Your work often draws from Minahasan cosmology and indigenous practices. How does it guide your approach to storytelling and world-building? How do these shape your understanding of the present?
Over the past few years, I have been deeply involved in community work and extensive research on Minahasa culture, drawing inspiration from cyberfeminism, indigenous movements, and technological perspectives. The insights I’ve gained have sparked speculative and alternative ways of understanding the world. My artistic practice initially began with a series of ritual processions, which brought forth new worldviews through ritualistic frameworks.
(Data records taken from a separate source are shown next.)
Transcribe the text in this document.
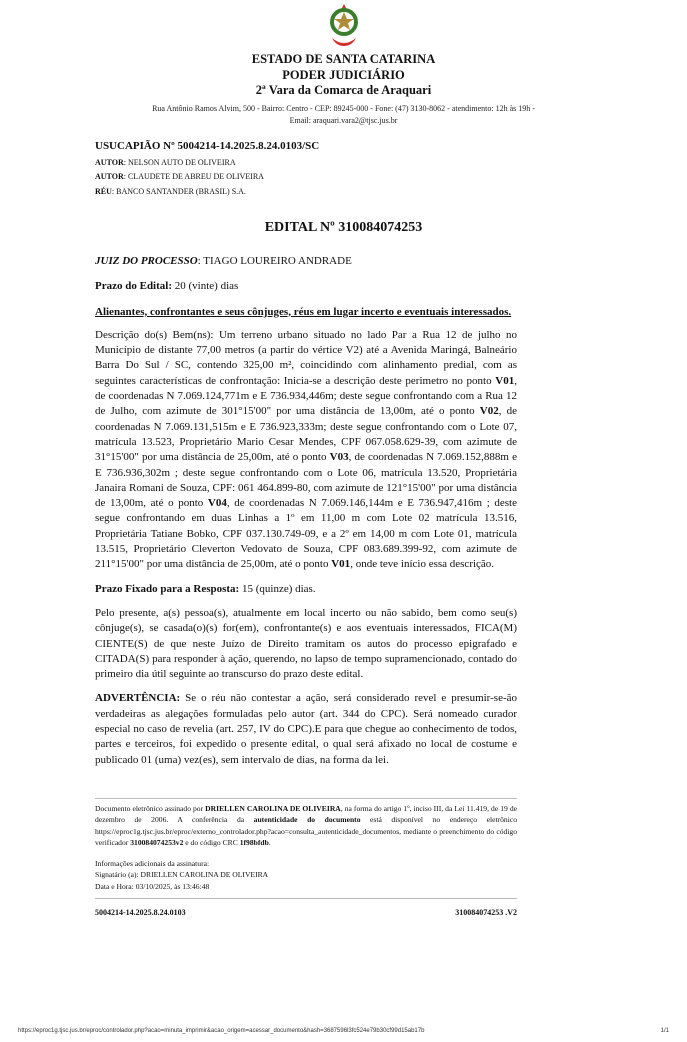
ESTADO DE SANTA CATARINA
PODER JUDICIÁRIO
2ª Vara da Comarca de Araquari
Rua Antônio Ramos Alvim, 500 - Bairro: Centro - CEP: 89245-000 - Fone: (47) 3130-8062 - atendimento: 12h às 19h -
Email: araquari.vara2@tjsc.jus.br
USUCAPIÃO Nº 5004214-14.2025.8.24.0103/SC
AUTOR: NELSON AUTO DE OLIVEIRA
AUTOR: CLAUDETE DE ABREU DE OLIVEIRA
RÉU: BANCO SANTANDER (BRASIL) S.A.
EDITAL Nº 310084074253
JUIZ DO PROCESSO: TIAGO LOUREIRO ANDRADE
Prazo do Edital: 20 (vinte) dias
Alienantes, confrontantes e seus cônjuges, réus em lugar incerto e eventuais interessados.
Descrição do(s) Bem(ns): Um terreno urbano situado no lado Par a Rua 12 de julho no Município de distante 77,00 metros (a partir do vértice V2) até a Avenida Maringá, Balneário Barra Do Sul / SC, contendo 325,00 m², coincidindo com alinhamento predial, com as seguintes características de confrontação: Inicia-se a descrição deste perimetro no ponto V01, de coordenadas N 7.069.124,771m e E 736.934,446m; deste segue confrontando com a Rua 12 de Julho, com azimute de 301°15'00" por uma distância de 13,00m, até o ponto V02, de coordenadas N 7.069.131,515m e E 736.923,333m; deste segue confrontando com o Lote 07, matrícula 13.523, Proprietário Mario Cesar Mendes, CPF 067.058.629-39, com azimute de 31°15'00" por uma distância de 25,00m, até o ponto V03, de coordenadas N 7.069.152,888m e E 736.936,302m ; deste segue confrontando com o Lote 06, matrícula 13.520, Proprietária Janaira Romani de Souza, CPF: 061 464.899-80, com azimute de 121°15'00" por uma distância de 13,00m, até o ponto V04, de coordenadas N 7.069.146,144m e E 736.947,416m ; deste segue confrontando em duas Linhas a 1º em 11,00 m com Lote 02 matrícula 13.516, Proprietária Tatiane Bobko, CPF 037.130.749-09, e a 2º em 14,00 m com Lote 01, matrícula 13.515, Proprietário Cleverton Vedovato de Souza, CPF 083.689.399-92, com azimute de 211°15'00" por uma distância de 25,00m, até o ponto V01, onde teve início essa descrição.
Prazo Fixado para a Resposta: 15 (quinze) dias.
Pelo presente, a(s) pessoa(s), atualmente em local incerto ou não sabido, bem como seu(s) cônjuge(s), se casada(o)(s) for(em), confrontante(s) e aos eventuais interessados, FICA(M) CIENTE(S) de que neste Juízo de Direito tramitam os autos do processo epigrafado e CITADA(S) para responder à ação, querendo, no lapso de tempo supramencionado, contado do primeiro dia útil seguinte ao transcurso do prazo deste edital.
ADVERTÊNCIA: Se o réu não contestar a ação, será considerado revel e presumir-se-ão verdadeiras as alegações formuladas pelo autor (art. 344 do CPC). Será nomeado curador especial no caso de revelia (art. 257, IV do CPC).E para que chegue ao conhecimento de todos, partes e terceiros, foi expedido o presente edital, o qual será afixado no local de costume e publicado 01 (uma) vez(es), sem intervalo de dias, na forma da lei.
Documento eletrônico assinado por DRIELLEN CAROLINA DE OLIVEIRA, na forma do artigo 1º, inciso III, da Lei 11.419, de 19 de dezembro de 2006. A conferência da autenticidade do documento está disponível no endereço eletrônico https://eproc1g.tjsc.jus.br/eproc/externo_controlador.php?acao=consulta_autenticidade_documentos, mediante o preenchimento do código verificador 310084074253v2 e do código CRC 1f98bfdb.
Informações adicionais da assinatura:
Signatário (a): DRIELLEN CAROLINA DE OLIVEIRA
Data e Hora: 03/10/2025, às 13:46:48
5004214-14.2025.8.24.0103	310084074253 .V2
https://eproc1g.tjsc.jus.br/eproc/controlador.php?acao=minuta_imprimir&acao_origem=acessar_documento&hash=3687596l3fc524e79b30cf99d15ab17b	1/1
Each functioning as a world-building experiment that revealed new cosmologies through enacted rites. Working within and around Minahasan traditions has become, for me, a form of pilgrimage: a conscious return to ancestral soil that continually informs my approach to myth, ritual and speculative fiction—particularly in relation to the interest of “manufactured fear”.
Through years of fieldwork, I have observed how Minahasan practices—such as the communal consumption of wild boar, macaques and fruit bats—raise complex questions around biodiversity and ethics. Whilst such customs may differ with contemporary sensibilities, they also attest to a profound kinship with the forest, underpinned by the philosophy of mapalus and the gift economy, in which land and resources are held in common. These processes led me to learn and reconceive these narratives on understanding the present, exploring how myth does more than reflect cultural identity: it actively shapes and sustains it.
In your storytelling, time often flows outside of linear progression. How does this shape the way the past and present interact in your work?
Fiction, for me, is both a platform for narrating my findings and field diary and a means to project speculation. Through a fictional approach, I practice world-building, assembling scripts as verbal collages of invented scenes, ancestral utterances, community dialogue, and even lines from Marianne Katoppo, a Minahasan radical theologist, placed beside a local internet catchphrase. In rejecting a straightforward linear chronology, each fragment carries its own temporal resonance: a ritual chant can ripple into imagined futures and a childhood recollection. In this method, past and present do not merely follow one another; they converse, overlap, and refract, allowing ancestral wisdom to permeate contemporary concerns and modern life to shed new light on ancient myth.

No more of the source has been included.